No, the man couldn’t go anywhere.

“You’re going to have to wait here,” Keller told him. “In the trunk.”

“The trunk!”

“It won’t be that uncomfortable, and you won’t be in there that long. As soon as my work’s done, I’ll run you to a hospital and you can get that taken care of.”

“But what if—”

“If I don’t come back?”

“I didn’t want to say that.”

“Well, it’s possible. But there’s a latch, remember? You’re the one who told me about it. For kids playing refrigerator.”

“How am I supposed to reach it with my hands tied behind my back?”

“That’s a point,” Keller conceded, and clipped the wire on Taggert’s wrists. It still was no easy matter getting him into the trunk, and throughout it Taggert reeled off a litany of complaints — his leg was killing him, he could barely move his fingers, his shoulders felt dislocated, di dah di dah di dah.

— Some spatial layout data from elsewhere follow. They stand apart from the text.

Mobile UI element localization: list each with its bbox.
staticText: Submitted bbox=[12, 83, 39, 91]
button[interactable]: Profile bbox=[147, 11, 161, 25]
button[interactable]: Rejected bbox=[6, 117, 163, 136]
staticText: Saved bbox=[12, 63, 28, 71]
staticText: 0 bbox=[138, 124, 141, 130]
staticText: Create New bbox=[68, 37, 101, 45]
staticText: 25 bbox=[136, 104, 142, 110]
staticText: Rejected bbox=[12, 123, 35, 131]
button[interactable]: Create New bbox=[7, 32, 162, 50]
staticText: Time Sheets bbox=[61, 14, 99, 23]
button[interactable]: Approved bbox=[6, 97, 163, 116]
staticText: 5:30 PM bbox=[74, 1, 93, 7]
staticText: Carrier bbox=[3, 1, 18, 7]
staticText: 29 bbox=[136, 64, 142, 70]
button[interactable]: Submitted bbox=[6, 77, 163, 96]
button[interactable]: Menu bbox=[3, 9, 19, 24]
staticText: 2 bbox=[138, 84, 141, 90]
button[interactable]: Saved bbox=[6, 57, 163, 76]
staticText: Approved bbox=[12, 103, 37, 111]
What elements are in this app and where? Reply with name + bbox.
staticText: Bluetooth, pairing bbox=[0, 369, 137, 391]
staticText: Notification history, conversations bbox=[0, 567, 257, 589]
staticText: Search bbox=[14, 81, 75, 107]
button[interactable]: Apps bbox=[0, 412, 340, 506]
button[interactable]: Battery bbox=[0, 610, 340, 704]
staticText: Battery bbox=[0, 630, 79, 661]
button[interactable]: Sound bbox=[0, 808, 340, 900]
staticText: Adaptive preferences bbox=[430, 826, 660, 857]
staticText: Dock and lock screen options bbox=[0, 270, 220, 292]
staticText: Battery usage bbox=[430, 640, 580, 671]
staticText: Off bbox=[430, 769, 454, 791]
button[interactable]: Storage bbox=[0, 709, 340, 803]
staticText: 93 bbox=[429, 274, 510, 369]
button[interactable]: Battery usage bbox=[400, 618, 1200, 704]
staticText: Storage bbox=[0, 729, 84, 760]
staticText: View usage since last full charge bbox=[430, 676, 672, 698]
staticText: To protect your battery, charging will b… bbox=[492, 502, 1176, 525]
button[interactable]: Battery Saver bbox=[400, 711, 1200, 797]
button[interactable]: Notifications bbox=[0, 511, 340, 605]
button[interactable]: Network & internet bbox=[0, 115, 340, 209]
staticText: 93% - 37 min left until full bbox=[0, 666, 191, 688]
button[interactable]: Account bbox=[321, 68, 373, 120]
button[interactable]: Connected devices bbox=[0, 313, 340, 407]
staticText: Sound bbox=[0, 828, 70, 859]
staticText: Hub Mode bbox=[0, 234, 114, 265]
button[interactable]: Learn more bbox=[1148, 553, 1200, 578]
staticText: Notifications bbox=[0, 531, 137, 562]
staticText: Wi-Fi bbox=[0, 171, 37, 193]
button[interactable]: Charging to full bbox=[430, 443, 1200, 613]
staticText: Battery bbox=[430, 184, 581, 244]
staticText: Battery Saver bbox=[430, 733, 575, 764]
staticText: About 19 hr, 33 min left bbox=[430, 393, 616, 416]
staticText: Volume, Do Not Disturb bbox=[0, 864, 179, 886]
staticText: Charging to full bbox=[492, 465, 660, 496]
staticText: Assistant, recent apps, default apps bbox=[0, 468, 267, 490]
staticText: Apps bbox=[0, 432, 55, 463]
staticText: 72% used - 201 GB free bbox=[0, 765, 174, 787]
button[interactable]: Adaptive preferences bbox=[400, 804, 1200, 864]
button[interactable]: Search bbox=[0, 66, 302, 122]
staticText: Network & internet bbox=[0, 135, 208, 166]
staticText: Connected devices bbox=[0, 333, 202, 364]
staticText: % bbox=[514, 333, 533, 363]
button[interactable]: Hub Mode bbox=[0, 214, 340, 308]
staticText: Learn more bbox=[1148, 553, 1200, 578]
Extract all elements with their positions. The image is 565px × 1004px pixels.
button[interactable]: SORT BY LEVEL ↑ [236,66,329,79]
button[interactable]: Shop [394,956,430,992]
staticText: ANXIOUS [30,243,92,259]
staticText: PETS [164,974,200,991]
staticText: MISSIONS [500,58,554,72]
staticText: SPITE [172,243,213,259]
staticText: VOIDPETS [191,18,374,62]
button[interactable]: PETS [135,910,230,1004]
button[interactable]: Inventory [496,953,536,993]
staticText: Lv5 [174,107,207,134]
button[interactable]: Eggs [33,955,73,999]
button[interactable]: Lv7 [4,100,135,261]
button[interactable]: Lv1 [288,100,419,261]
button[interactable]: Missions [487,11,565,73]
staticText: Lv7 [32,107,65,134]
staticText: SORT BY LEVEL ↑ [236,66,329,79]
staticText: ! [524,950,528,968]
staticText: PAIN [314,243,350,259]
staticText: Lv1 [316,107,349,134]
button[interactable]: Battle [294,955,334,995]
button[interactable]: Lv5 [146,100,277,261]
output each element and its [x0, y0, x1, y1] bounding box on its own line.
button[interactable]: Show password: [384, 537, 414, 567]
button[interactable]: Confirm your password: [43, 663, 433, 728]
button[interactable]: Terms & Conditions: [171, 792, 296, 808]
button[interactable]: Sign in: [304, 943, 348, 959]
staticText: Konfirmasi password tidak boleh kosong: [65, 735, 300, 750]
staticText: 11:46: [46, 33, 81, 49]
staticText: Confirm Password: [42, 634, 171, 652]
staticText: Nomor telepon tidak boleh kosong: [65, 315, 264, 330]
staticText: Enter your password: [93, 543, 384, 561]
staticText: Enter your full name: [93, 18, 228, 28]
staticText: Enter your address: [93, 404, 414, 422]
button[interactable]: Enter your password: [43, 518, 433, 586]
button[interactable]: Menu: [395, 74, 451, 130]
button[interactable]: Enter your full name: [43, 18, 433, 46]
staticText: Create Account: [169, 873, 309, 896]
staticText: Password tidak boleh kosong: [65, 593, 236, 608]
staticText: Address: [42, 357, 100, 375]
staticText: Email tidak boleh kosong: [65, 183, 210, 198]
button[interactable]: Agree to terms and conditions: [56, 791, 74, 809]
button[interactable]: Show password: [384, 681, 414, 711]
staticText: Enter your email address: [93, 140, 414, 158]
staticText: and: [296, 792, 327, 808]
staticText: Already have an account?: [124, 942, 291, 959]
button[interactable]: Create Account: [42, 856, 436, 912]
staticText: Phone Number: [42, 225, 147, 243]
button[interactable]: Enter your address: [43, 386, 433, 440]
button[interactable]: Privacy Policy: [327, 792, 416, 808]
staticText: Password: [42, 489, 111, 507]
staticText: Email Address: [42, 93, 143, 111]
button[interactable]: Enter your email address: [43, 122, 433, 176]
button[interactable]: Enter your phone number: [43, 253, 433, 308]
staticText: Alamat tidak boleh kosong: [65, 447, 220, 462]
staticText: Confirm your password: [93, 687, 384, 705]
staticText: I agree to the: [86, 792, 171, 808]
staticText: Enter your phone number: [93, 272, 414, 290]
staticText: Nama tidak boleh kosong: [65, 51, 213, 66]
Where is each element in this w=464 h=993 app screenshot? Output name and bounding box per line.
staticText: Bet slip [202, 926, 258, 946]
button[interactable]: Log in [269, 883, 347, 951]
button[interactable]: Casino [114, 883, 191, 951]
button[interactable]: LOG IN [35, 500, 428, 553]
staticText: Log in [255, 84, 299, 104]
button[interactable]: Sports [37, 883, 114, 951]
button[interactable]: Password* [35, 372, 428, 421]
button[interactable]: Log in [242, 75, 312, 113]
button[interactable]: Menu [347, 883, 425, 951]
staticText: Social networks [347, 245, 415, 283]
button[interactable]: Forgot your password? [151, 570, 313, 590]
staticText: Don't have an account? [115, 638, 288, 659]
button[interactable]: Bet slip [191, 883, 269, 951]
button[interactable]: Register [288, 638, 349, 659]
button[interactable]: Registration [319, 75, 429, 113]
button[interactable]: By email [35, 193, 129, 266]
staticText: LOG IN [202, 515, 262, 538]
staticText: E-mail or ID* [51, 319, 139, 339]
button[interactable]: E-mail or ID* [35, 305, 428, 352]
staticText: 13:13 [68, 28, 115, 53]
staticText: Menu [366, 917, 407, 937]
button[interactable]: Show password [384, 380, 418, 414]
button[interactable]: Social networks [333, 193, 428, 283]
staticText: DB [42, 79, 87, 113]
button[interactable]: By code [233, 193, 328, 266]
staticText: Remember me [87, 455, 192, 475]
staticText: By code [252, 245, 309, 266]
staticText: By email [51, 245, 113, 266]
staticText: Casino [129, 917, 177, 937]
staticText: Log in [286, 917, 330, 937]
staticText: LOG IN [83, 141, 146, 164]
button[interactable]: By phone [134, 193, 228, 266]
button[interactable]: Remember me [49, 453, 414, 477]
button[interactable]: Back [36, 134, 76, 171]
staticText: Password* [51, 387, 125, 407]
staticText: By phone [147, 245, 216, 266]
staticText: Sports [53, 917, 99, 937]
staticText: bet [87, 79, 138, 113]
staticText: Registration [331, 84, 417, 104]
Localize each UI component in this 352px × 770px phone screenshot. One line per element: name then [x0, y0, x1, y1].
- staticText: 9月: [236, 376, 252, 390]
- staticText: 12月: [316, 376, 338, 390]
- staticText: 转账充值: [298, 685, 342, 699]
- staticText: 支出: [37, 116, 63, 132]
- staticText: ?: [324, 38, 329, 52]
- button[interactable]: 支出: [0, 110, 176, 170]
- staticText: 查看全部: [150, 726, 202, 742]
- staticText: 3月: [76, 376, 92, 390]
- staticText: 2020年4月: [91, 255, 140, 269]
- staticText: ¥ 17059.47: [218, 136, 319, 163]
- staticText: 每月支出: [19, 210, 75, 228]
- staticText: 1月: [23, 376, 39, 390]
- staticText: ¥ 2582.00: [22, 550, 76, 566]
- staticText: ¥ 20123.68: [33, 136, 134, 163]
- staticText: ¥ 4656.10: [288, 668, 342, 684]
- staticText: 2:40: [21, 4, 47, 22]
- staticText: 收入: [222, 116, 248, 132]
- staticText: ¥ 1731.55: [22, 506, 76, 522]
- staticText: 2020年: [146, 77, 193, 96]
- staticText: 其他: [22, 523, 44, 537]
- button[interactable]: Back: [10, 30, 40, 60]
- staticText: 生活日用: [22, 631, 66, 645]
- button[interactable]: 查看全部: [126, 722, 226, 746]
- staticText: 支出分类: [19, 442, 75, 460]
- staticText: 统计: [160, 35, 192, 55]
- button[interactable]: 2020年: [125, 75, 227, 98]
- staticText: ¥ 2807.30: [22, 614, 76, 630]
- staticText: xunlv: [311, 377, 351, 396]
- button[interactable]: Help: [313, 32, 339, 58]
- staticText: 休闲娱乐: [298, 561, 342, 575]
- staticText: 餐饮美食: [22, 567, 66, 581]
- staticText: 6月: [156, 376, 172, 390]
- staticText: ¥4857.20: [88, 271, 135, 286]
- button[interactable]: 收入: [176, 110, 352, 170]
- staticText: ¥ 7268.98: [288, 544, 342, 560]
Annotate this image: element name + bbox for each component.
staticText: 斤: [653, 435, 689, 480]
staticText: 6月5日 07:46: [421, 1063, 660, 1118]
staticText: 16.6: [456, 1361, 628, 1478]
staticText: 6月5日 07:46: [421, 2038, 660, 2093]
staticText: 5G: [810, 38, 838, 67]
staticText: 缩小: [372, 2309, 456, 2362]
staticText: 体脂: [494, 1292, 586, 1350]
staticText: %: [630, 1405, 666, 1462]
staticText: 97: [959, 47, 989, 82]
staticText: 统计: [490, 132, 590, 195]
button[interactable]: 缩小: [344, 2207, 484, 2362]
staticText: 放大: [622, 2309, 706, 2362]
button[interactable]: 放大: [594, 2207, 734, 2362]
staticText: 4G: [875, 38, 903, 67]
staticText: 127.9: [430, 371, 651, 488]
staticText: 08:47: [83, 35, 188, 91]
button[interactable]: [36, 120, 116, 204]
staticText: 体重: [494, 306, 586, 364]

“It won’t be long,” Keller said. He put the shotgun on the floor of the trunk, near Taggert’s swollen foot, and checked to make sure that the revolver was fully loaded.

“You’re leaving me the gun?”

“The shotgun? I don’t want to carry it around on the golf course. Too easy for somebody to spot it.”

“So you’re leaving it with me?”

“Although I suppose they’d just mistake it for a four wood. But it’s bulky, I don’t want to carry it.”

There was a car coming. Keller turned so his face wouldn’t show, waited for the car to pass. Meanwhile, Taggert said he was glad Keller trusted him enough to leave the shotgun with him.

“It’s not exactly a matter of trust,” Keller said.